London’s West End is dominated by musicals, and they usually have one thing in common, romance. But there is one that has a message, and that is Hairspray.

Hairspray is currently on a UK tour, and at the moment, it has landed in Eastbourne for two weeks. I thought it was just another lively American musical, but I was in for a surprise.

This show stars Michael Clarke of Brookside and The Royal as the buxom Edna Turnblad and Micky Dolenz of The Monkeys as her husband. It has a minor message that size doesn’t matter as their feisty plump daughter Tracy (played by Laurie Scarth) achieves a regular dance spot on a television show.

But the main message is the racial segregation that existed in America in the 1960s, particularly Baltimore where the musical is set. Tracy befriends the black kids who are great dancers and is determined to get them to dance on the show with her, despite warnings she could be sent to jail.

Integration Not Segregation

Martin Luther King Jr. had a dream that everyone, whatever the colour of their skin, would come together as one. Despite being racked with doubt he followed that dream, suffering the humiliation of being arrested and thrown in a prison cell, constant threats to his life until at last he was assassinated. How proud he would have been that his dream has finally come true and America has its first black President.

In 1955 public transport in Montgomery, Alabama was officially segregated and black passengers were expected to sit at the back of the bus or to stand and let white passengers sit if the bus was crowded, but on the evening of December 1st a 42-year-old black woman Mrs Rosa Parks refused to move and was arrested. Dr Martin Luther King first came to prominence when he led the protest about her treatment, which led to his own arrest and his house being bombed during the 381-day campaign,

In the early 1960s, there were many demonstrations about the hypocrisy of the segregation laws.
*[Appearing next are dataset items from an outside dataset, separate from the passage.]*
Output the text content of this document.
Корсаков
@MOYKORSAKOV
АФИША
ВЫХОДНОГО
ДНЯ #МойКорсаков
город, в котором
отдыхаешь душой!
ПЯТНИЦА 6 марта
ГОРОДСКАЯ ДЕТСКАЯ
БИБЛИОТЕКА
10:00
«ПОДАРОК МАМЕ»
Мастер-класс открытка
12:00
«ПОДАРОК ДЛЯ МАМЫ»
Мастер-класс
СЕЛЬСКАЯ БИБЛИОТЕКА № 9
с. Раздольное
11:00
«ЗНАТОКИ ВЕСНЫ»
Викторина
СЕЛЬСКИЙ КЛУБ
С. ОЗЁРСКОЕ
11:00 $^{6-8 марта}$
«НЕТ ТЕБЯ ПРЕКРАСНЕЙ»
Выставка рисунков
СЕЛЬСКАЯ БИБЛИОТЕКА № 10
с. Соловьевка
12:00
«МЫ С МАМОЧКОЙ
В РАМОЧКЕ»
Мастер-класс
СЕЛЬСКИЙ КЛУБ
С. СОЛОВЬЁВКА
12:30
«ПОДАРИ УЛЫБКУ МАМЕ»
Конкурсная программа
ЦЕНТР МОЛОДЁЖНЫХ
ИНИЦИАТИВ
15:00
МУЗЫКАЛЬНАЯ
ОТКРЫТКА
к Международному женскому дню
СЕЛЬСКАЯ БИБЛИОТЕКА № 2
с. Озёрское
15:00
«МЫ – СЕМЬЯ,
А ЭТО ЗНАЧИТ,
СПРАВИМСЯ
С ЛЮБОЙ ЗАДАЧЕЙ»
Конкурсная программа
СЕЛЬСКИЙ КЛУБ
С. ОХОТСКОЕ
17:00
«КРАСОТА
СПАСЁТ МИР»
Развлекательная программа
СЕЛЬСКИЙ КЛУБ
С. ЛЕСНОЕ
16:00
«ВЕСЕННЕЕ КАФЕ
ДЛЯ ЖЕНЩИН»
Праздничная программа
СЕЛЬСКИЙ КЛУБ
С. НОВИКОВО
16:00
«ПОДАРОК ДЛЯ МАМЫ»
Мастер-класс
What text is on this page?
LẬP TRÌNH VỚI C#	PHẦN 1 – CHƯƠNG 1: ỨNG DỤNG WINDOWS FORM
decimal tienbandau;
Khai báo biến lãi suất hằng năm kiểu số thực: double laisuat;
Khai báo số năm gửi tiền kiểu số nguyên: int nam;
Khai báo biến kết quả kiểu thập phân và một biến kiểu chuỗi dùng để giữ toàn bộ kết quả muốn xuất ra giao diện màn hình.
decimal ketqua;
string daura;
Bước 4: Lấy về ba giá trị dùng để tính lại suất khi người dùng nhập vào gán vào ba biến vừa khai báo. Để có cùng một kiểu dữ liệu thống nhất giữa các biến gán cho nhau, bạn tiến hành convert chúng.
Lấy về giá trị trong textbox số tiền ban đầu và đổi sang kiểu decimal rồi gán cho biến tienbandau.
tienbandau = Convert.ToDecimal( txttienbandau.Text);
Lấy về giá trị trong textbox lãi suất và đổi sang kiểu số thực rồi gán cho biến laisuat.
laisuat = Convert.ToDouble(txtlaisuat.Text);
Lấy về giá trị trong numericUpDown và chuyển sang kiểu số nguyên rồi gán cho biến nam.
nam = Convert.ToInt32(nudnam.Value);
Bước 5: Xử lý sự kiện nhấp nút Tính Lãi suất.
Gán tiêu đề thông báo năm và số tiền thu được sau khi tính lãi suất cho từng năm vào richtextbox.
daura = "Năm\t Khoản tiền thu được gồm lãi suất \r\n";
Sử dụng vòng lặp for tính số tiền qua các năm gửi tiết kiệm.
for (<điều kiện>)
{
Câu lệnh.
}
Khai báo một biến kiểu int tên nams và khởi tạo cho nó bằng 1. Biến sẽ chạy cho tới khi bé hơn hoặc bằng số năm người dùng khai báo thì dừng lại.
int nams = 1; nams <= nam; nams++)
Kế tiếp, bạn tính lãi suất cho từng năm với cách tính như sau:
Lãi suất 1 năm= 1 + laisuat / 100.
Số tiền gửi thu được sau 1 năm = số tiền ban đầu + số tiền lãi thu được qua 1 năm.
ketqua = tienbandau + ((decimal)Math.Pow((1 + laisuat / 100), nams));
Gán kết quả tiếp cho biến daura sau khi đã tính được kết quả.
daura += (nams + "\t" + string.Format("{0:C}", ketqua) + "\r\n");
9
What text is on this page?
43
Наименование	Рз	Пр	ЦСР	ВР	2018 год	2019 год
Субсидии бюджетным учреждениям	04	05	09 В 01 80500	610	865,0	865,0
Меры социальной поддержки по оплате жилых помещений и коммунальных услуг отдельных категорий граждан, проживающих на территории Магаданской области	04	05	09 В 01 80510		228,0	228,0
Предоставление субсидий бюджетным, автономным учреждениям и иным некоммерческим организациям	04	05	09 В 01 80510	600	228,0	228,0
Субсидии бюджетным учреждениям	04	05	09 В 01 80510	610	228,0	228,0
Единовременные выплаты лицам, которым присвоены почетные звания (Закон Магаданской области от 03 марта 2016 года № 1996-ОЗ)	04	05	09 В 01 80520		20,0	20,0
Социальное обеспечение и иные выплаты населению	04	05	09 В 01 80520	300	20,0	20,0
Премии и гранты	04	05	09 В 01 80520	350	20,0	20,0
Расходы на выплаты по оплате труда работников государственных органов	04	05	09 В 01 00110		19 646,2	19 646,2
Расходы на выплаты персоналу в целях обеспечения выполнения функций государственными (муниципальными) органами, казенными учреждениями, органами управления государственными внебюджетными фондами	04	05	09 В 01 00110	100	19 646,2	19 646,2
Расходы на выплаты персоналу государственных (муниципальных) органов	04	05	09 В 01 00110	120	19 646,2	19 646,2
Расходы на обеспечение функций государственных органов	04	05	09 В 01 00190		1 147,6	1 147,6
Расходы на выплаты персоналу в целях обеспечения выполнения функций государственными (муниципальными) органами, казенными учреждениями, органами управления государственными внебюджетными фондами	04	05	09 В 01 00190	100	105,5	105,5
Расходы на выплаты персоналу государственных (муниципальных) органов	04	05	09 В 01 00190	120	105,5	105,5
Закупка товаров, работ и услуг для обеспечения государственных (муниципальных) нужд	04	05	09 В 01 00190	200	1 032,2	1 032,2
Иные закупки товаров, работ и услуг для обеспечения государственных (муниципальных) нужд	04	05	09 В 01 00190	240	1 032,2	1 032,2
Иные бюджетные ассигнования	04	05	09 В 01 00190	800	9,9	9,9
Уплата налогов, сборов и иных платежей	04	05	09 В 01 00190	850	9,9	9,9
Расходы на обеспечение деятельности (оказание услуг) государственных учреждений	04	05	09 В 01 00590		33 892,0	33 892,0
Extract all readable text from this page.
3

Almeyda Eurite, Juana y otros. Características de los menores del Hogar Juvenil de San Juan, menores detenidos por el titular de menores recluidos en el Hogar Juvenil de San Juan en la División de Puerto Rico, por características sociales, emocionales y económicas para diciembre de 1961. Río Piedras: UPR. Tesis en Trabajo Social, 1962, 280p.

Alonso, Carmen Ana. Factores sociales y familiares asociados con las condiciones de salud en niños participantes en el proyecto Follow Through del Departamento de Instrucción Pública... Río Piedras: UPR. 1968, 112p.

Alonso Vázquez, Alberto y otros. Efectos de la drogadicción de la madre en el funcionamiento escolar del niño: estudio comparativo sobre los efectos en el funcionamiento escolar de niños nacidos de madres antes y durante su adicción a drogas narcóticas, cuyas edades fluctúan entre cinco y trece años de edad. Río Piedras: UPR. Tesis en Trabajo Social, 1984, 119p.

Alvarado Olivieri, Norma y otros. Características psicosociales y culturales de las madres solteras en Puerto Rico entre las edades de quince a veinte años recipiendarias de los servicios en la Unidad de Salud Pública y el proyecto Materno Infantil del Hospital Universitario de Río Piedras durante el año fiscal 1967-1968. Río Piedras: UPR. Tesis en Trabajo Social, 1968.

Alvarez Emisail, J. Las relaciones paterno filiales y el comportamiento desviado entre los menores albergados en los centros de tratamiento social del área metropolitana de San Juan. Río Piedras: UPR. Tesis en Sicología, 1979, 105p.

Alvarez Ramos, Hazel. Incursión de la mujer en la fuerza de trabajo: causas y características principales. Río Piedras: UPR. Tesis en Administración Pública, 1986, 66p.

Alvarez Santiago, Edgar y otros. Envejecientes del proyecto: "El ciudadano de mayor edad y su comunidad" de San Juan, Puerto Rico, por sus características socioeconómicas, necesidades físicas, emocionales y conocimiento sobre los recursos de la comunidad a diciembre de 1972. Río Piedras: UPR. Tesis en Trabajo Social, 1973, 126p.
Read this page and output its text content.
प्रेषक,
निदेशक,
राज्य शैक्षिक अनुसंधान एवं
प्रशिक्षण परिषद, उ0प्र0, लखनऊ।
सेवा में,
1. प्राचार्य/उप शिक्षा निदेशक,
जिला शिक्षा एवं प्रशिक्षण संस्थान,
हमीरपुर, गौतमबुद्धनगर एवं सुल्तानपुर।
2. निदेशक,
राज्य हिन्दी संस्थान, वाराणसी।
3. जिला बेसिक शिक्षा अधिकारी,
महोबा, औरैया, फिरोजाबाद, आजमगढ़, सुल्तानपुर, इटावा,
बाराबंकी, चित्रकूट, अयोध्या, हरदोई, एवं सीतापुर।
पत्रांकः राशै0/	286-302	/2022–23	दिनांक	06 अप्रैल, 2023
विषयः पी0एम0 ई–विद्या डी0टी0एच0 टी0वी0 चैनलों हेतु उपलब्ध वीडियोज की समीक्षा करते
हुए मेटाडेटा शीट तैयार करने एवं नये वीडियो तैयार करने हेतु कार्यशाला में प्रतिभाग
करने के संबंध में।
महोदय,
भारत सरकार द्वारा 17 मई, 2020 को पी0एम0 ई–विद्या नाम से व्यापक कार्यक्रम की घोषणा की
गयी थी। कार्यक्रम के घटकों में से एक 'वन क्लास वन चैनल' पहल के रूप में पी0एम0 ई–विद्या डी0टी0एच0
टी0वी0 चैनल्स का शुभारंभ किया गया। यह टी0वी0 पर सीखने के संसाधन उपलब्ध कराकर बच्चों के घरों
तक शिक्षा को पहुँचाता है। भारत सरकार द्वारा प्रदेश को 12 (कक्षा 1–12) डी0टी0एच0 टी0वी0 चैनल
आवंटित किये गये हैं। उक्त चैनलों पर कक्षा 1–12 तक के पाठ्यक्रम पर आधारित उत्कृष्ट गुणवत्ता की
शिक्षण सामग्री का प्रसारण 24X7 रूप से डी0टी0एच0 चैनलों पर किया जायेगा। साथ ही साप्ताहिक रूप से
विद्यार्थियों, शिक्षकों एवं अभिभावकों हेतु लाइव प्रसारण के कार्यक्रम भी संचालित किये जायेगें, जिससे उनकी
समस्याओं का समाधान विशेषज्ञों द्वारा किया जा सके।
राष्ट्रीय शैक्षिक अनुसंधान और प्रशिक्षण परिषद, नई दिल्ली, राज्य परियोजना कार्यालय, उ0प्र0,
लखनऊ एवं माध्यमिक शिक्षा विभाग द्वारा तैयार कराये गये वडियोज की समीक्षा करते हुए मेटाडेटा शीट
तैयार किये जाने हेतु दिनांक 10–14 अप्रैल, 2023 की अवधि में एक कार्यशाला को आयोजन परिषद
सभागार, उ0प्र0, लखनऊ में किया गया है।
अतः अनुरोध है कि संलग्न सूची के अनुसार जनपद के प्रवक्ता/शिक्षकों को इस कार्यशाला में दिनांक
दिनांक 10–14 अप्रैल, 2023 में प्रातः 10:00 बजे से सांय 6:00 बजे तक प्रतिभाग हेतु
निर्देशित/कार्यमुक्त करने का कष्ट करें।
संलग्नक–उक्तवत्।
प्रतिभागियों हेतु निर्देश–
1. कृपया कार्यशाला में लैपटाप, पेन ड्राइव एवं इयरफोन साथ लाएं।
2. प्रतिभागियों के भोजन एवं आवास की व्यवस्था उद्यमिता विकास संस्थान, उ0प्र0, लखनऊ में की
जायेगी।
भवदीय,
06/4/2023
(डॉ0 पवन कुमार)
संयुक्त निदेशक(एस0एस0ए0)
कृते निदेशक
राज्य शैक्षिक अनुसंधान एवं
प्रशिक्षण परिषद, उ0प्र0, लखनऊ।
At Woolworths a black person could buy a tube of toothpaste but was not allowed to eat at the lunch counter.

These facts are taken from the Hairspray programme and are extracts from an article by Stuart Leeks.

The Message in Hairspray

Tracy is always in trouble; she is constantly in detention at school and she befriends the black kids who have dropped out of school, particularly Seaweed (Wayne Robinson) who is a great dancer. He is the son of a DJ Motormouth Maybelle (played by Sandra Marvin who is re-creating the part she played in the West End).

Seaweed takes Tracy and her friend Penny Pingleton (Emma Dukes) plus Link, Tracy’s boyfriend, (Liam Doyle) to a party at Motormouth’s record shop where they all dance together. Tracy is determined to get her new friends on the TV show but Link is too scared of repercussions to help her.

Seaweed and Penny fall for each other, which starts the integration, and Penny agrees to help. They wait outside the studio until the show begins before storming the studio. The inevitable happens and they are thrown in jail, before everyone is released except Tracy and this leads to one of the most poignant songs in the show Without Love.

Of course everything works out in the end with the black and white dancers all performing the finale with one of the most famous musical songs You Can’t Stop The Beat.

It is good to see a musical that is fun, lively, with such a strong message to put over. Martin Luther King would have loved it.